I wanted to post this for some input to see if there was any flaw in my reasoning for the proposed procedure. It incorporates a lot of ideas from dozens of papers and posts. Following the ideas from
A Theory of Experimenters, this description is how an individual with no need to convince an external audience, might use it. There are some adaptations I can imagine that would bring it in line with Robert Matthew’s Analysis of Credibility, to model a dialogue with a skeptical audience.
Blockquote:
Statistical practice changes slowly because the teaching of statistics changes slowly … Once sociologists and physicians have learned about significance levels well enough to use them, a major reorganization of the thought process is required to adapt to decision theoretic or Bayesian analysis … With the help of theory, I have developed insights and intuitions that prevent me from giving weight to data dredging and other forms of statistical heresy. This feeling of freedom and ease does not exist until I have a decision theoretic, Bayesian view of the problem. I am a Bayesian decision theorist in spite of my use of Fisherian tools.
—Herman Chernoff in commentary on “why Isn’t Everyone Bayesian” by Bradley Efron (1986)
Procedure Description
Inputs:
- sequence of signed test statistics and/or 2 sided p-values,
- Prior and Posterior Odds,
Sequence of Posterior Odds changes as number of studies increase,- Sequence of changes \alpha
allocationas studies increase (see this article on adaptive \alpha levels), - Expected Power for individual study
- Step procedure (Holm or Hochberg)
- P value combination procedure (Stouffer-Liptak, Fisher, Logit)
Output:
Statement of Posterior Odds There exists s of N studies indicated a clear direction of effect, where
- s = H(r) + C(b)
- H(r) = null rejected by Hochberg step-up method (or Holm step-down)
- C(b) = -1 or +1 if combination procedure of studies not rejected in Hochberg are rejected at remaining alpha, 0 otherwise.
The familywide \alpha level will be set using Bayesian reasoning. Following Cheng and Sheng, \alpha will be allocated between a step procedure and a combination procedure. The input for combination procedure will be the remaining statistics not rejected by step procedure. Following Naaman and Pericchi and Periera, familywide \alpha will decline as number of studies increases. iIn addition, less error will be allocated to the combination procedure, permitting more power for the sequential testing procedure to find a local effect.

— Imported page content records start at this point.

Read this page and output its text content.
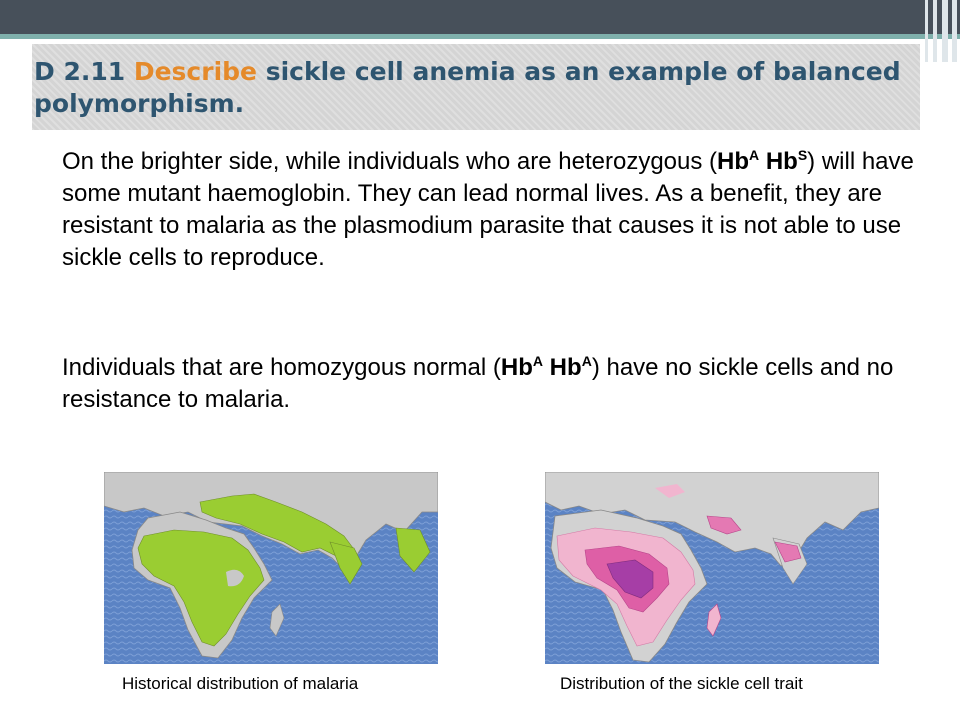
D 2.11 Describe sickle cell anemia as an example of balanced polymorphism.

On the brighter side, while individuals who are heterozygous ($Hb^A$ $Hb^S$) will have some mutant haemoglobin. They can lead normal lives. As a benefit, they are resistant to malaria as the plasmodium parasite that causes it is not able to use sickle cells to reproduce.

Individuals that are homozygous normal ($Hb^A$ $Hb^A$) have no sickle cells and no resistance to malaria.

Historical distribution of malaria	Distribution of the sickle cell trait
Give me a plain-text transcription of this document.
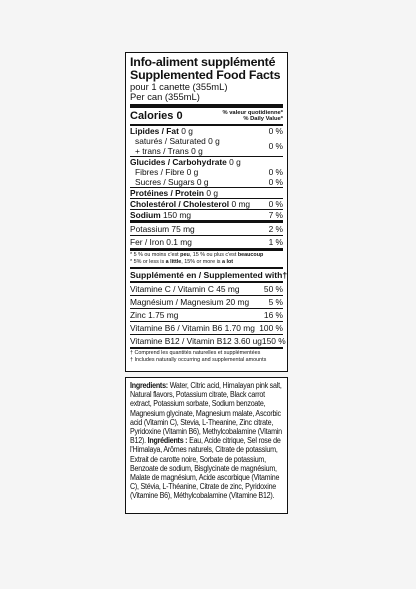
Info-aliment supplémenté
Supplemented Food Facts
pour 1 canette (355mL)
Per can (355mL)
Calories 0	% valeur quotidienne*
% Daily Value*
Lipides / Fat 0 g	0 %
saturés / Saturated 0 g
+ trans / Trans 0 g	0 %
Glucides / Carbohydrate 0 g
Fibres / Fibre 0 g	0 %
Sucres / Sugars 0 g	0 %
Protéines / Protein 0 g
Cholestérol / Cholesterol 0 mg 0 %
Sodium 150 mg	7 %
Potassium 75 mg	2 %
Fer / Iron 0.1 mg	1 %
* 5 % ou moins c'est peu, 15 % ou plus c'est beaucoup
* 5% or less is a little, 15% or more is a lot
Supplémenté en / Supplemented with†
Vitamine C / Vitamin C 45 mg	50 %
Magnésium / Magnesium 20 mg 5 %
Zinc 1.75 mg	16 %
Vitamine B6 / Vitamin B6 1.70 mg 100 %
Vitamine B12 / Vitamin B12 3.60 ug 150 %
† Comprend les quantités naturelles et supplémentées
† Includes naturally occurring and supplemental amounts
Ingredients: Water, Citric acid, Himalayan pink salt, Natural flavors, Potassium citrate, Black carrot extract, Potassium sorbate, Sodium benzoate, Magnesium glycinate, Magnesium malate, Ascorbic acid (Vitamin C), Stevia, L-Theanine, Zinc citrate, Pyridoxine (Vitamin B6), Methylcobalamine (Vitamin B12). Ingrédients : Eau, Acide citrique, Sel rose de l'Himalaya, Arômes naturels, Citrate de potassium, Extrait de carotte noire, Sorbate de potassium, Benzoate de sodium, Bisglycinate de magnésium, Malate de magnésium, Acide ascorbique (Vitamine C), Stévia, L-Théanine, Citrate de zinc, Pyridoxine (Vitamine B6), Méthylcobalamine (Vitamine B12).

All values will be specified by user prior to data collection as part of SAP (statistical analysis plan).
Rationale: Contrary to Chernoff’s quote, current discussions of a scientific replication crisis indicates that “significance” levels are not understood well enough to use them correctly in a large areas of science. This suboptimal state of affairs continues to exist because:
Blockquote:
Classical Fisherian significance testing is immensely popular because it requires so little from the scientist… – Bradley Efron Large Scale Inference: Empirical Bayes for Large Scale Testing, Estimation, and Prediction (p. 48)
This major reorganization of thought begins by placing elementary statistical procedures in a Bayesian context. Particularly important are are correction for multiplicity, and the information fusion approach via p-value combination have Bayesian and information theoretic justifications.

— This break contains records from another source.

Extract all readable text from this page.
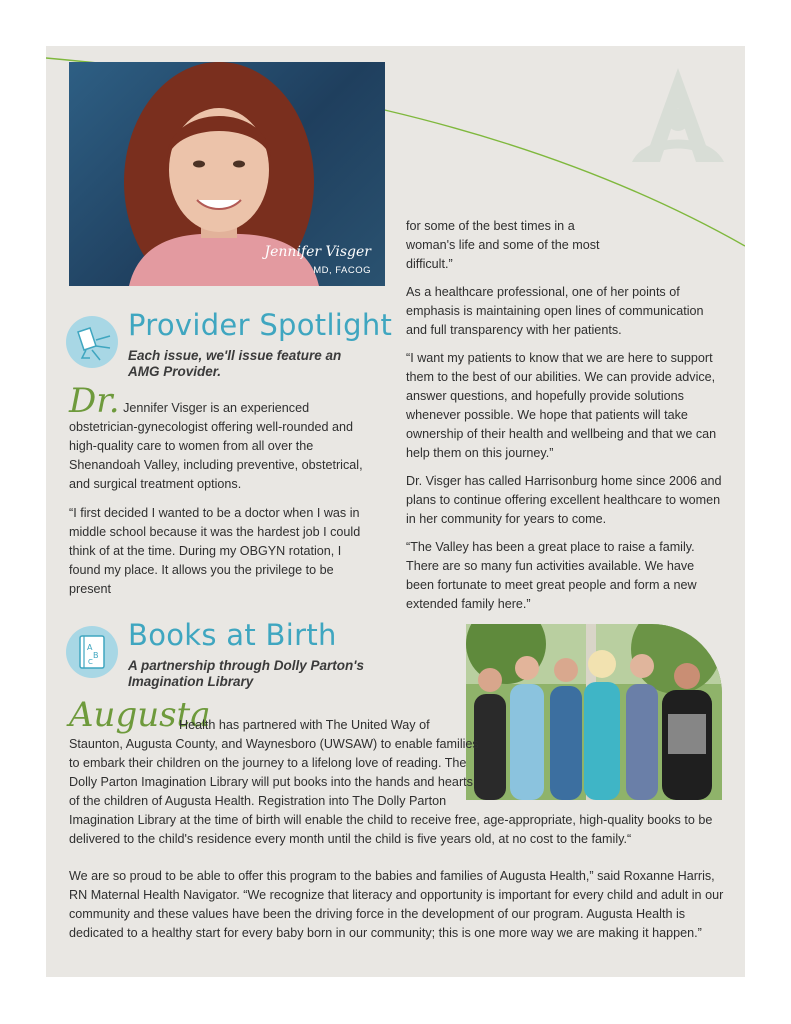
Jennifer Visger
MD, FACOG
Provider Spotlight

Each issue, we'll issue feature an AMG Provider.

Dr. Jennifer Visger is an experienced obstetrician-gynecologist offering well-rounded and high-quality care to women from all over the Shenandoah Valley, including preventive, obstetrical, and surgical treatment options.

“I first decided I wanted to be a doctor when I was in middle school because it was the hardest job I could think of at the time. During my OBGYN rotation, I found my place. It allows you the privilege to be present

for some of the best times in a woman's life and some of the most difficult.”

As a healthcare professional, one of her points of emphasis is maintaining open lines of communication and full transparency with her patients.

“I want my patients to know that we are here to support them to the best of our abilities. We can provide advice, answer questions, and hopefully provide solutions whenever possible. We hope that patients will take ownership of their health and wellbeing and that we can help them on this journey.”

Dr. Visger has called Harrisonburg home since 2006 and plans to continue offering excellent healthcare to women in her community for years to come.

“The Valley has been a great place to raise a family. There are so many fun activities available. We have been fortunate to meet great people and form a new extended family here.”

A
B
C
Books at Birth

A partnership through Dolly Parton's Imagination Library

Augusta

Health has partnered with The United Way of Staunton, Augusta County, and Waynesboro (UWSAW) to enable families to embark their children on the journey to a lifelong love of reading. The Dolly Parton Imagination Library will put books into the hands and hearts of the children of Augusta Health. Registration into The Dolly Parton Imagination Library at the time of birth will enable the child to receive free, age-appropriate, high-quality books to be delivered to the child's residence every month until the child is five years old, at no cost to the family.“

We are so proud to be able to offer this program to the babies and families of Augusta Health,” said Roxanne Harris, RN Maternal Health Navigator. “We recognize that literacy and opportunity is important for every child and adult in our community and these values have been the driving force in the development of our program. Augusta Health is dedicated to a healthy start for every baby born in our community; this is one more way we are making it happen.”
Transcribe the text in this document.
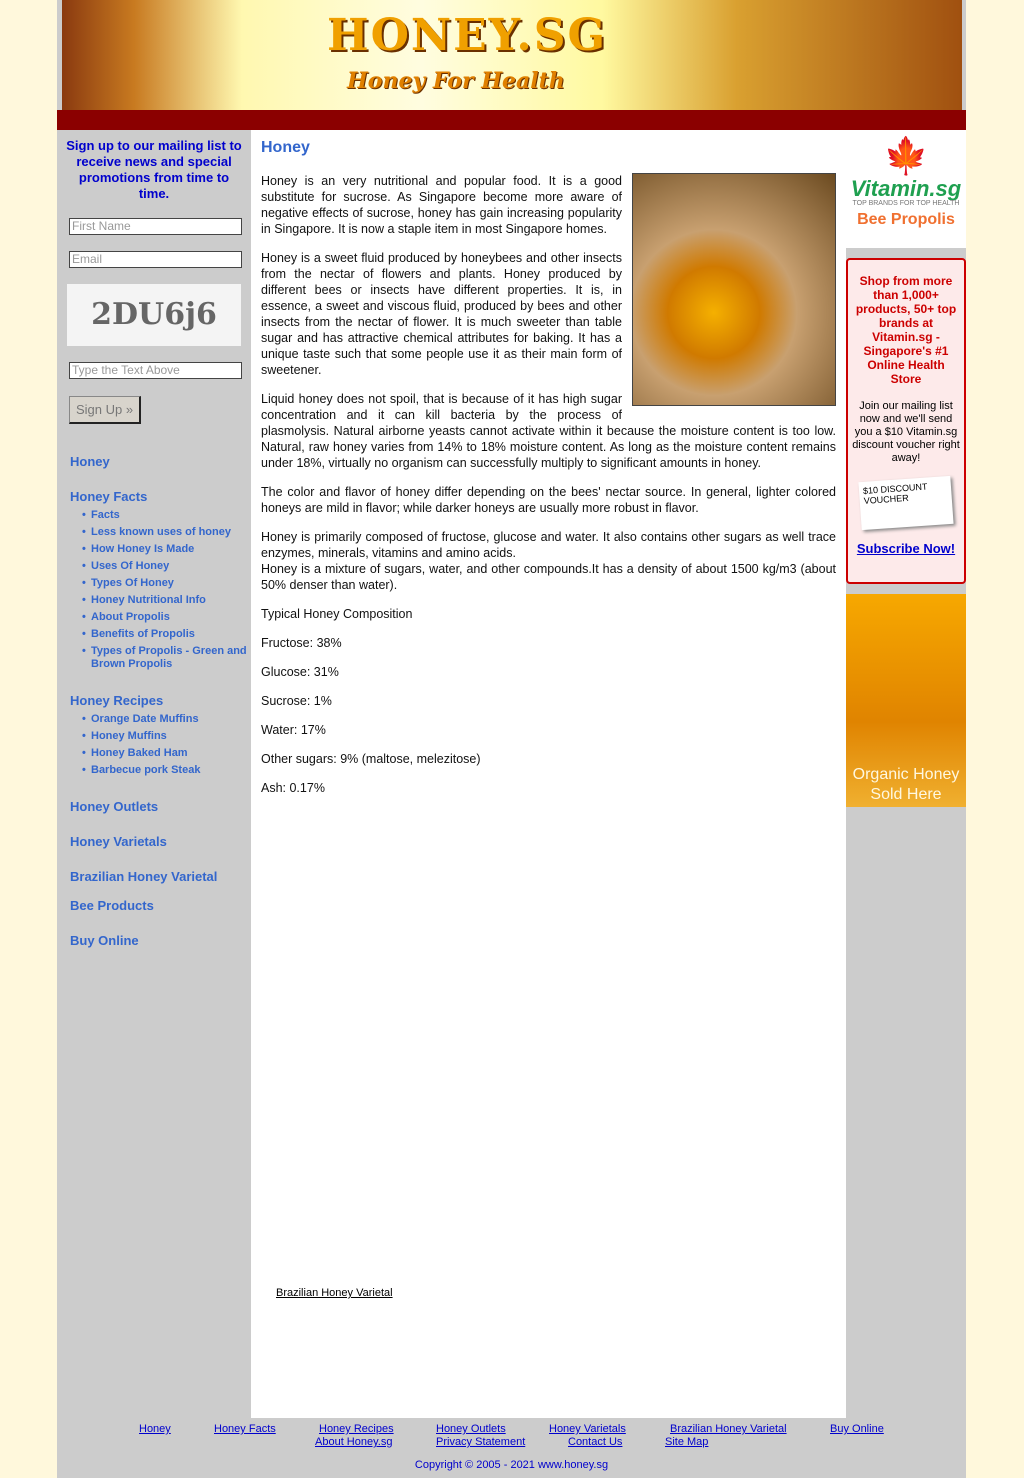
HONEY.SG
Honey For Health
Sign up to our mailing list to receive news and special promotions from time to time.
First Name
Email
2DU6j6
Type the Text Above
Sign Up »
Honey
Honey Facts
• Facts
• Less known uses of honey
• How Honey Is Made
• Uses Of Honey
• Types Of Honey
• Honey Nutritional Info
• About Propolis
• Benefits of Propolis
• Types of Propolis - Green and Brown Propolis
Honey Recipes
• Orange Date Muffins
• Honey Muffins
• Honey Baked Ham
• Barbecue pork Steak
Honey Outlets
Honey Varietals
Brazilian Honey Varietal
Bee Products
Buy Online
Honey

Honey is an very nutritional and popular food. It is a good substitute for sucrose. As Singapore become more aware of negative effects of sucrose, honey has gain increasing popularity in Singapore. It is now a staple item in most Singapore homes.

Honey is a sweet fluid produced by honeybees and other insects from the nectar of flowers and plants. Honey produced by different bees or insects have different properties. It is, in essence, a sweet and viscous fluid, produced by bees and other insects from the nectar of flower. It is much sweeter than table sugar and has attractive chemical attributes for baking. It has a unique taste such that some people use it as their main form of sweetener.

Liquid honey does not spoil, that is because of it has high sugar concentration and it can kill bacteria by the process of plasmolysis. Natural airborne yeasts cannot activate within it because the moisture content is too low. Natural, raw honey varies from 14% to 18% moisture content. As long as the moisture content remains under 18%, virtually no organism can successfully multiply to significant amounts in honey.

The color and flavor of honey differ depending on the bees' nectar source. In general, lighter colored honeys are mild in flavor; while darker honeys are usually more robust in flavor.

Honey is primarily composed of fructose, glucose and water. It also contains other sugars as well trace enzymes, minerals, vitamins and amino acids.
Honey is a mixture of sugars, water, and other compounds.It has a density of about 1500 kg/m3 (about 50% denser than water).

Typical Honey Composition

Fructose: 38%

Glucose: 31%

Sucrose: 1%

Water: 17%

Other sugars: 9% (maltose, melezitose)

Ash: 0.17%

Brazilian Honey Varietal
🍁
Vitamin.sg
TOP BRANDS FOR TOP HEALTH
Bee Propolis
Shop from more than 1,000+ products, 50+ top brands at Vitamin.sg - Singapore's #1 Online Health Store
Join our mailing list now and we'll send you a $10 Vitamin.sg discount voucher right away!
$10 DISCOUNT VOUCHER
Subscribe Now!
Organic Honey Sold Here
Honey	Honey Facts	Honey Recipes	Honey Outlets	Honey Varietals	Brazilian Honey Varietal	Buy Online
About Honey.sg	Privacy Statement	Contact Us	Site Map
Copyright © 2005 - 2021 www.honey.sg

Omnibus p-value procedures remain useful and research into extensions of these methods is ongoing.
Hedges and Olkin (1985) note:
Blockquote
An important application of omnibus test procedures is to screen for any effect … Alternatively, combined test procedures can be used to combine effect size analyses based on different outcome variables.
In the context of meta-analysis, it is far from unusual to have what would ordinarily be a small sample (ie. no more than 20 studies). This limits the application of preferred methods (ie. effect size aggregation or meta-regression) when explanation of variability would be useful. Rather than produce a misleading effect size estimate from heterogeneous studies, it would be preferable to compare and contrast the local results of individual studies to design more informative ones given current knowledge.
The following procedure builds upon Cheng and Sheng (2017)
Their procedure divides the familywise \alpha among 2 uncorrelated p-value combination procedures. This \alpha division is essentially a Bonferroni adjustment for multiple tests.
Taking guidance from Bayarri, Berger, Benjamin, and Selke (2016), Pericchi and Periera (2016), and Naaman (2016), this Bayes-Frequentist procedure will overcome limitations of classical combination procedures, and provide a more intuitive Bayesian interpretation.